Sister Elizabeth Barton (1506 - 20 April 1534), known as "The Nun of Kent", "The Holy Maid of London", "The Holy Maid of Kent" and later "The Mad Maid of Kent", was an English Catholic nun. She was executed as a result of her prophecies against the marriage of King Henry VIII of England to Anne Boleyn.
Little is known about Barton's early life. She was born in 1506 in the parish of Aldington, about twelve miles from Canterbury, and she appears to have come from a poor background. She was working as a servant when her visions began in 1525.
On Easter of 1525, at the age of 19, while working as a domestic servant in the household of Thomas Cobb, a farmer of Aldington, Barton suffered from a severe illness and claimed to have received divine revelations that predicted events, such as the death of a child living in her household or, more frequently, pleas for people to remain in the Roman Catholic Church. She also urged people to pray to the Blessed Virgin Mary and to undertake pilgrimages. Thousands believed in her prophecies and both Archbishop William Warham and Bishop John Fisher attested to her pious life.
Barton was following a very traditional pattern for medieval female visionaries. Her predecessors, who were St. Birgitta of Sweden, and St. Catherine of Siena, had politically oriented relations and were known to make very controversial predictions. St. Birgitta and St. Catherine are speculated to be a major influence on Elizabeth and acting as her "role models".
When some events that Barton foretold apparently happened, her reputation spread. Barton's revelations became publicly known and matters were brought up by Archbishop William Warham. The parish priest, Richard Masters, referred the matter to Warham, who appointed a commission to ensure that none of her prophecies were at variance with Catholic teaching. This commission was led by the Benedictine monk, Edward Bocking, Barton's spiritual advisor. The commission decided favorably, Warham arranged for Barton to be received in the Benedictine St Sepulchre's Priory, Canterbury.
Barton's life became very public, nothing unorthodox was found in her case and her public healing from the Virgin Mary at Court-at-Street increased attention and gave fame to the Holy Maid of Kent and the Marian Shrine. Barton became a nun, known as the Holy Maid of Kent at the Benedict house of St. Sepulchre' Priory, Canterbury under Bocking's spiritual direction.Bocking was another person deemed to be responsible for influencing Barton.
In 1527, Robert Redman published A marueilous woorke of late done at Court of Streete in Kent which discussed all of Barton's "miracles, revelations, and prophecies" and the controversies leading up to the arrests and executions. 
In 1528, Barton held a private meeting with Cardinal Thomas Wolsey, the second most powerful man in England after Henry VIII, and she soon thereafter met twice with Henry himself. Henry accepted Barton because her prophecies then still supported the existing order. She also consulted with Richard Reynolds, a Birgittine monk of Syon Abbey. He arranged a meeting between Barton and Thomas More, who was impressed by her fervour. Her prophecies warned against heresy and condemned rebellion at a time when Henry was attempting to stamp out Lutheranism and was afraid of possible uprising or even assassination by his enemies.
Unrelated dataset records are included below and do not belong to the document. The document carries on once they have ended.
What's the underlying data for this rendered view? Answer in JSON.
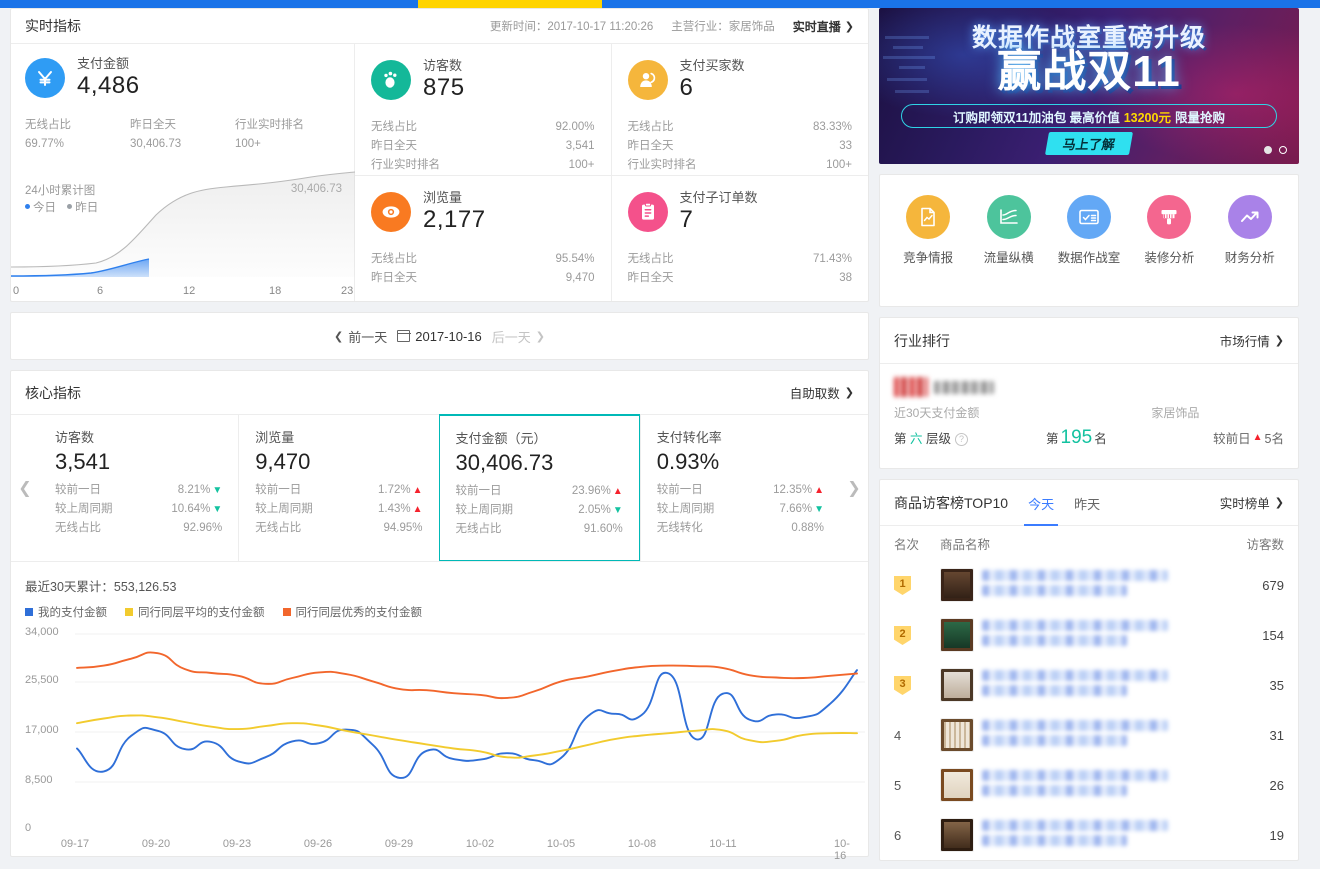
{
  "realtime": {
    "title": "实时指标",
    "update_label": "更新时间：2017-10-17 11:20:26",
    "industry_label": "主营行业：家居饰品",
    "live_link": "实时直播",
    "main": {
      "icon": "yuan-icon",
      "label": "支付金额",
      "value": "4,486",
      "color": "#2f9cf4",
      "subs": [
        {
          "k": "无线占比",
          "v": "69.77%"
        },
        {
          "k": "昨日全天",
          "v": "30,406.73"
        },
        {
          "k": "行业实时排名",
          "v": "100+"
        }
      ],
      "mini_chart_title": "24小时累计图",
      "legend_today": "今日",
      "legend_yesterday": "昨日",
      "mini_max": "30,406.73",
      "x_ticks": [
        "0",
        "6",
        "12",
        "18",
        "23"
      ]
    },
    "cells": [
      {
        "icon": "footprint-icon",
        "label": "访客数",
        "value": "875",
        "color": "#14b899",
        "subs": [
          {
            "k": "无线占比",
            "v": "92.00%"
          },
          {
            "k": "昨日全天",
            "v": "3,541"
          },
          {
            "k": "行业实时排名",
            "v": "100+"
          }
        ]
      },
      {
        "icon": "buyer-icon",
        "label": "支付买家数",
        "value": "6",
        "color": "#f5b63c",
        "subs": [
          {
            "k": "无线占比",
            "v": "83.33%"
          },
          {
            "k": "昨日全天",
            "v": "33"
          },
          {
            "k": "行业实时排名",
            "v": "100+"
          }
        ]
      },
      {
        "icon": "eye-icon",
        "label": "浏览量",
        "value": "2,177",
        "color": "#f97a21",
        "subs": [
          {
            "k": "无线占比",
            "v": "95.54%"
          },
          {
            "k": "昨日全天",
            "v": "9,470"
          }
        ]
      },
      {
        "icon": "order-icon",
        "label": "支付子订单数",
        "value": "7",
        "color": "#f4518b",
        "subs": [
          {
            "k": "无线占比",
            "v": "71.43%"
          },
          {
            "k": "昨日全天",
            "v": "38"
          }
        ]
      }
    ]
  },
  "datebar": {
    "prev": "前一天",
    "date": "2017-10-16",
    "next": "后一天"
  },
  "core": {
    "title": "核心指标",
    "self_service": "自助取数",
    "cards": [
      {
        "label": "访客数",
        "value": "3,541",
        "active": false,
        "rows": [
          {
            "k": "较前一日",
            "v": "8.21%",
            "dir": "down"
          },
          {
            "k": "较上周同期",
            "v": "10.64%",
            "dir": "down"
          },
          {
            "k": "无线占比",
            "v": "92.96%",
            "dir": "none"
          }
        ]
      },
      {
        "label": "浏览量",
        "value": "9,470",
        "active": false,
        "rows": [
          {
            "k": "较前一日",
            "v": "1.72%",
            "dir": "up"
          },
          {
            "k": "较上周同期",
            "v": "1.43%",
            "dir": "up"
          },
          {
            "k": "无线占比",
            "v": "94.95%",
            "dir": "none"
          }
        ]
      },
      {
        "label": "支付金额（元）",
        "value": "30,406.73",
        "active": true,
        "rows": [
          {
            "k": "较前一日",
            "v": "23.96%",
            "dir": "up"
          },
          {
            "k": "较上周同期",
            "v": "2.05%",
            "dir": "down"
          },
          {
            "k": "无线占比",
            "v": "91.60%",
            "dir": "none"
          }
        ]
      },
      {
        "label": "支付转化率",
        "value": "0.93%",
        "active": false,
        "rows": [
          {
            "k": "较前一日",
            "v": "12.35%",
            "dir": "up"
          },
          {
            "k": "较上周同期",
            "v": "7.66%",
            "dir": "down"
          },
          {
            "k": "无线转化",
            "v": "0.88%",
            "dir": "none"
          }
        ]
      }
    ]
  },
  "trend": {
    "summary": "最近30天累计：553,126.53"
  },
  "chart_data": {
    "type": "line",
    "title": "最近30天累计：553,126.53",
    "xlabel": "",
    "ylabel": "",
    "ylim": [
      0,
      34000
    ],
    "yticks": [
      0,
      8500,
      17000,
      25500,
      34000
    ],
    "ytick_labels": [
      "0",
      "8,500",
      "17,000",
      "25,500",
      "34,000"
    ],
    "grid": true,
    "legend_position": "top-left",
    "x": [
      "09-17",
      "09-18",
      "09-19",
      "09-20",
      "09-21",
      "09-22",
      "09-23",
      "09-24",
      "09-25",
      "09-26",
      "09-27",
      "09-28",
      "09-29",
      "09-30",
      "10-01",
      "10-02",
      "10-03",
      "10-04",
      "10-05",
      "10-06",
      "10-07",
      "10-08",
      "10-09",
      "10-10",
      "10-11",
      "10-12",
      "10-13",
      "10-14",
      "10-15",
      "10-16"
    ],
    "xtick_labels": [
      "09-17",
      "09-20",
      "09-23",
      "09-26",
      "09-29",
      "10-02",
      "10-05",
      "10-08",
      "10-11",
      "10-16"
    ],
    "series": [
      {
        "name": "我的支付金额",
        "color": "#2f6fd8",
        "values": [
          14200,
          10300,
          16300,
          17200,
          14100,
          15300,
          12000,
          12700,
          15400,
          15100,
          17400,
          14800,
          9200,
          13800,
          12400,
          12300,
          13400,
          12200,
          12600,
          19700,
          20100,
          19900,
          27000,
          15800,
          23500,
          19100,
          20000,
          19500,
          21800,
          27600
        ]
      },
      {
        "name": "同行同层平均的支付金额",
        "color": "#f2cb2e",
        "values": [
          18500,
          19300,
          19800,
          19500,
          18700,
          17900,
          17500,
          18000,
          18500,
          18100,
          17200,
          16400,
          15600,
          14900,
          14200,
          13700,
          12700,
          13000,
          13800,
          14800,
          15800,
          16400,
          16800,
          17200,
          17300,
          15600,
          15500,
          16500,
          16800,
          16800
        ]
      },
      {
        "name": "同行同层优秀的支付金额",
        "color": "#f2662c",
        "values": [
          28000,
          28400,
          29600,
          30600,
          27800,
          27100,
          26600,
          25200,
          26200,
          27200,
          26900,
          25600,
          24300,
          24100,
          23600,
          23300,
          22800,
          23900,
          25600,
          26500,
          27500,
          28200,
          28400,
          28300,
          28000,
          26700,
          26300,
          26200,
          26600,
          27000
        ]
      }
    ]
  },
  "banner": {
    "title_line1": "数据作战室重磅升级",
    "title_line2": "赢战双11",
    "subtitle_pre": "订购即领双11加油包 最高价值",
    "subtitle_highlight": "13200元",
    "subtitle_post": "限量抢购",
    "button": "马上了解"
  },
  "quick_links": [
    {
      "label": "竞争情报",
      "icon": "report-icon",
      "color": "#f5b63c"
    },
    {
      "label": "流量纵横",
      "icon": "traffic-chart-icon",
      "color": "#4dc49c"
    },
    {
      "label": "数据作战室",
      "icon": "dashboard-card-icon",
      "color": "#63a8f5"
    },
    {
      "label": "装修分析",
      "icon": "paintbrush-icon",
      "color": "#f4668f"
    },
    {
      "label": "财务分析",
      "icon": "trend-up-icon",
      "color": "#a982e8"
    }
  ],
  "industry_rank": {
    "title": "行业排行",
    "link": "市场行情",
    "metric_label": "近30天支付金额",
    "category": "家居饰品",
    "tier_prefix": "第",
    "tier_value": "六",
    "tier_suffix": "层级",
    "rank_prefix": "第",
    "rank_value": "195",
    "rank_suffix": "名",
    "compare_label": "较前日",
    "compare_value": "5名",
    "compare_dir": "up"
  },
  "top10": {
    "title": "商品访客榜TOP10",
    "tabs": [
      {
        "label": "今天",
        "active": true
      },
      {
        "label": "昨天",
        "active": false
      }
    ],
    "link": "实时榜单",
    "columns": [
      "名次",
      "商品名称",
      "访客数"
    ],
    "rows": [
      {
        "rank": "1",
        "medal": true,
        "visitors": "679"
      },
      {
        "rank": "2",
        "medal": true,
        "visitors": "154"
      },
      {
        "rank": "3",
        "medal": true,
        "visitors": "35"
      },
      {
        "rank": "4",
        "medal": false,
        "visitors": "31"
      },
      {
        "rank": "5",
        "medal": false,
        "visitors": "26"
      },
      {
        "rank": "6",
        "medal": false,
        "visitors": "19"
      }
    ]
  }
}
However, when the King began the process of obtaining an annulment of his marriage to Catherine of Aragon and seizing control of the Church in England from Rome, Barton turned against him. Barton strongly opposed the English Reformation and, in around 1532, began prophesying that if Henry remarried, he would die within a few months. She said that she had even seen the place in Hell to which he would go (Henry actually lived for a further 15 years).
Remarkably, probably because of her popularity, Barton went unpunished for nearly a year. The King's agents spread rumours that she was engaged in sexual relationships with priests and that she suffered from mental illness. Many prophecies, as Thomas More thought, were fictitiously attributed to her.
With her reputation undermined, the Crown arrested Barton in 1533 and forced her to confess that she had fabricated her revelations. However, all that is known regarding her confession comes from Thomas Cromwell, his agents and other sources on the side of the Crown.
Friar John Laurence of the Observant Friars of Greenwich gave evidence against Barton and against fellow Observants, Friars Hugh Rich and Richard Risby. Laurence then requested to be named to one of the posts left vacant by their imprisonment. She was condemned by a bill of attainder (25 Henry VIII, c. 12); an Act of Parliament authorizing punishment without trial.
Barton was attainted for treason by Parliamentary Act, on the basis that she had maliciously opposed Henry VIII's divorce from Katherine of Aragon, and had prophesied that the King would lose his kingdom. Although Barton claimed God had revealed to her that he no longer recognized Henry VIII's monarchy, the Act of Attainder argued that Barton was at the centre of a conspiracy against the King. Barton was viewed as a false prophet who was encouraged to profess fake revelations to persuade others to go against the monarchy.